Die Partner können zum Beispiel unterschiedliche Meinungen zum selbstbestimmten Lebensende haben, oder Geschwister sind sich uneins, ob die betagte Mutter oder der hochaltrige Vater weiterhin mit ihrer Unterstützung daheim wohnen kann oder ob ein Eintritt in eine Institution angebracht ist. «Oft sind es emotionale Themen. Nicht selten wird ein Konflikt durch Missverständnisse oder wegen unverarbeiteter Verletzungen aus der Vergangenheit ausgelöst», sagt Ursula Achermann. 

Ausgehend von der Dachgruppe Deutschland–Österreich–Schweiz hat sich in Bern bereits eine aktive Gruppe mit dem Angebot in Alters-Mediation gebildet. Dies möchte Ursula Achermann mit drei weiteren Fachfrauen auch in der Zentralschweiz anbieten.

Private Ergänzung zur UBA 
Als freiwillige Mitarbeiterin der UBA, der Unabhängigen Beschwerdestelle Alter Zentralschweiz, kennt sie die Konflikte, die im Alter in Partnerschaft, Familie oder im Zusammenhang mit Institutionen auftreten können. Das Angebot der Alters-Mediation bezeichnet sie als Ergänzung zur UBA, die sich wie folgt unterscheiden: Die UBA ist eine offizielle Stelle, ein Verein, bei der das Wohl der betroffenen Person (über 60 Jahre alt) im Vordergrund steht. Die Anmeldung läuft über die Zentrale in Zürich, die Klienten und Klientinnen wissen nicht, wer ihnen für die Beratung zugeteilt wird.
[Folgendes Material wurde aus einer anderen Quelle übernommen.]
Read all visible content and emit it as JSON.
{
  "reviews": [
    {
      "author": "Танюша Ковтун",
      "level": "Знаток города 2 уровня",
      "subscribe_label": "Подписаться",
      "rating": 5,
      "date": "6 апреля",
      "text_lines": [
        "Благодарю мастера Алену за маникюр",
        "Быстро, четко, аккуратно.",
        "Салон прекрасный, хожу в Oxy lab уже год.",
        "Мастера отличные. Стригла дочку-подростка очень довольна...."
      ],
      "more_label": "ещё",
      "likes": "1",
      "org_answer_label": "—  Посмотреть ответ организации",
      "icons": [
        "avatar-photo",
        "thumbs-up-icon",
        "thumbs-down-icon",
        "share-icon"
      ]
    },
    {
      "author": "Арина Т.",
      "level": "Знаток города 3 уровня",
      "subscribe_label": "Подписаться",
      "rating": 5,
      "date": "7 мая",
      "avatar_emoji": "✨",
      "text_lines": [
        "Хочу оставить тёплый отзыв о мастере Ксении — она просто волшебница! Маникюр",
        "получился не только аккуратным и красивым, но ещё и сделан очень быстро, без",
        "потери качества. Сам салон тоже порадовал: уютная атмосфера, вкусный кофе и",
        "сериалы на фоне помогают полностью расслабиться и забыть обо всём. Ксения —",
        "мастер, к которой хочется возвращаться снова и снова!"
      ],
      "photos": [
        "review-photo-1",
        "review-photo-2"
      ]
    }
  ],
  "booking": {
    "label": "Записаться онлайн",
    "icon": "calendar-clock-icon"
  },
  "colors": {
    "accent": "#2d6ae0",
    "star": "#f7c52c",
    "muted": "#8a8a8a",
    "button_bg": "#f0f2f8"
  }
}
Im Gegensatz dazu ist die Alters-Mediation ein privates Angebot, bei der die neutrale Fachperson selbst gewählt wird und das Ziel hat, gemeinsam einen Weg zu finden, der für alle am Konflikt beteiligten Personen stimmt. Dies hat allerdings seinen Preis gemäss den Tarifen der Fachpersonen, während die Beratungen bei der UBA unentgeltlich sind.